Geiger et al v. H&H Franchising Systems, Inc. et al
Filing
158
ORDER denying Plaintiff's 154 Motion for Default Judgment. Signed by District Judge Kenneth D. Bell on 10/31/2019. (nvc)
IN THE UNITED STATES DISTRICT COURT
FOR THE WESTERN DISTRICT OF NORTH CAROLINA
CHARLOTTE DIVISION
CIVIL ACTION NO. 3:17-CV-00738-KDB-DSC
SHERRI HOLLEY
ROSEANN GEIGER,
Plaintiffs,
v.
ORDER
LINSALATA CAPITAL
MANAGEMENT LLC
H&H FRANCHISING SYSTEMS, INC.
GLENKAT, INC.
KATHLEEN HOLDEN
LINCAP MANAGEMENT COMPANY
GLEN HOLDEN
H.H. FRANCHISING SYSTEMS, INC.
HOME HELPERS HOLDING
COMPANY
LINSALATA CAPITAL PARTNERS
FUND VI, LP
LINCAP VI GP, LLC,
Defendants.
This matter is before the Court on Plaintiffs Notice of Request for Entry of Default (Doc.
No. 154) and Motion for Entry of Default (Doc. 154). Defendants Glenkat, Inc., Kathleen Holden
and Glenn Holden have filed their response to the request and motion (Doc. No. 157). No reply
has been filed. For the reasons discussed briefly below, the Court, having considered the motion,
the parties’ arguments in support of and in opposition to it and the other relevant portions of the
record, DENIES the motion.
Legal Standard
Rule 55 of the Federal Rules of Civil Procedure governs the entry of default and default
judgments in civil actions in Federal Court. Rule 55(a) states that the clerk must enter default
“[w]hen a party against whom a judgment for affirmative relief is sought has failed to plead or
otherwise defend, and that failure is shown by affidavit or otherwise.” Fed. R. Civ. P. 55(a).
The Fourth Circuit has "repeatedly expressed a strong preference that, as a general matter,
defaults be avoided and that claims and defenses be disposed of on their merits," Colleton Prep.
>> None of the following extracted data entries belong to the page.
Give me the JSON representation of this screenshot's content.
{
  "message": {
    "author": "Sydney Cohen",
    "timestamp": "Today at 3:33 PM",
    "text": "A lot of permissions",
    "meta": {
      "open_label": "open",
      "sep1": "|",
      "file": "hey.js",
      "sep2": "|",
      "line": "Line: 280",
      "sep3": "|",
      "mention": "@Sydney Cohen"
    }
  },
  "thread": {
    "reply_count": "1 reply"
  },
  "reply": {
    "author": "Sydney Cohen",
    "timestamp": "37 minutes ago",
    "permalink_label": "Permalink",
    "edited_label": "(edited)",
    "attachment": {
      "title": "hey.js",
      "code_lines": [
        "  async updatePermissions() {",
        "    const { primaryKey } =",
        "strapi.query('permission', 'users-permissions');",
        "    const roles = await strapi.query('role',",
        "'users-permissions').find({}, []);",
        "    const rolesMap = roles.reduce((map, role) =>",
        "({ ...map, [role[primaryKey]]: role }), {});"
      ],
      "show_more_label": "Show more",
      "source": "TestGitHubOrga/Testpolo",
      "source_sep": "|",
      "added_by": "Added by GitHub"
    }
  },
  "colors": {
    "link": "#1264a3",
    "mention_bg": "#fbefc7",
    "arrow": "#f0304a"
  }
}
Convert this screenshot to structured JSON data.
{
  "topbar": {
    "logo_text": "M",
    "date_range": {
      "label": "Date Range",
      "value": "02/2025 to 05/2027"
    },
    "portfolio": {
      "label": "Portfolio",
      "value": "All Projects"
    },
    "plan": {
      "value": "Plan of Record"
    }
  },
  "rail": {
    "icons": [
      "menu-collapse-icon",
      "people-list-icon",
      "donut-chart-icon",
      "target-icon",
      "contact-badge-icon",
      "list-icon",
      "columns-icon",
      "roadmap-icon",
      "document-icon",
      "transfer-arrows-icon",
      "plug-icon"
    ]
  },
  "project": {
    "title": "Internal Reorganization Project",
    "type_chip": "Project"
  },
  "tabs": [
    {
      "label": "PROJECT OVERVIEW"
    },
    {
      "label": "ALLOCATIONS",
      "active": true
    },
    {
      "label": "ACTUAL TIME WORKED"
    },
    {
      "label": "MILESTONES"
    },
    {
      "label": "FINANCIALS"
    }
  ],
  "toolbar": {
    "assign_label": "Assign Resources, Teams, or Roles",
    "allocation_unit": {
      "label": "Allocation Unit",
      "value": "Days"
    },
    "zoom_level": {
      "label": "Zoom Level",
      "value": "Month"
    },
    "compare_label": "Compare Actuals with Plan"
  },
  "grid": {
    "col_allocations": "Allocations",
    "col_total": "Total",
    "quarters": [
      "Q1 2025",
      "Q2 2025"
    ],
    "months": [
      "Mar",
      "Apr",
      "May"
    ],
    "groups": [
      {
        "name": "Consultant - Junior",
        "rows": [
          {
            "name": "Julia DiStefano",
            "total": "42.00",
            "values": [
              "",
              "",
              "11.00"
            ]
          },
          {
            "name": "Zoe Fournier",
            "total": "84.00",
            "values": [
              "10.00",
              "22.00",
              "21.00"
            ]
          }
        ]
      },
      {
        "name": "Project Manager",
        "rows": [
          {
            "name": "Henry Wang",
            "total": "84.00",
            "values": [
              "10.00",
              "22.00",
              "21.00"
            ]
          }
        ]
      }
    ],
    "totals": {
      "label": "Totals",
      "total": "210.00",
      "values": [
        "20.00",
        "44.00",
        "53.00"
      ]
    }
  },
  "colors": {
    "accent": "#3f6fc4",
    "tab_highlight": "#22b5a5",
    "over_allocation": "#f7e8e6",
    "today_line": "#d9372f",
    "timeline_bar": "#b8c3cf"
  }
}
Acad., Inc. v. Hoover Universal, Inc., 616 F.3d 413, 417 (4th Cir. 2010). Whether a default
judgment should be entered or respondents allowed to answer is a matter resting in the sound
discretion of the district court. Werner v. Carbo, 731 F.2d 204, 206 (4th Cir. 1984).
Discussion
Plaintiffs seek entry of default in this action for defendant Glenkat’s failure to retain
substitute counsel by July 20, 2019, as ordered by the Court. See Doc. 150. Glenkat does not
dispute that failure. Rather, by affidavit of Glenn Holding, it has established that the reason for its
lack of counsel by that date was the company’s insufficient financial means to engage substitute
counsel and that as soon as its insurer agreed to pay for counsel, it engaged new counsel. Shortly
thereafter, and less than two weeks after the date ordered by the Court, Elizabeth Martineau filed
an appearance as counsel of record for Glenkat, Kathleen Holding and Glenn Holding on July 31,
2019. See Doc. 155. Accordingly, the Court finds in the exercise of its discretion that default
should not be entered against Glenkat and this action should proceed to be adjudicated on the
merits of the plaintiffs’ and defendants’ asserted claims and defenses, if not earlier resolved among
the parties.
IT IS, THEREFORE, ORDERED that:
Plaintiff’s Motion for Default Judgment (Doc. No. 154) is DENIED.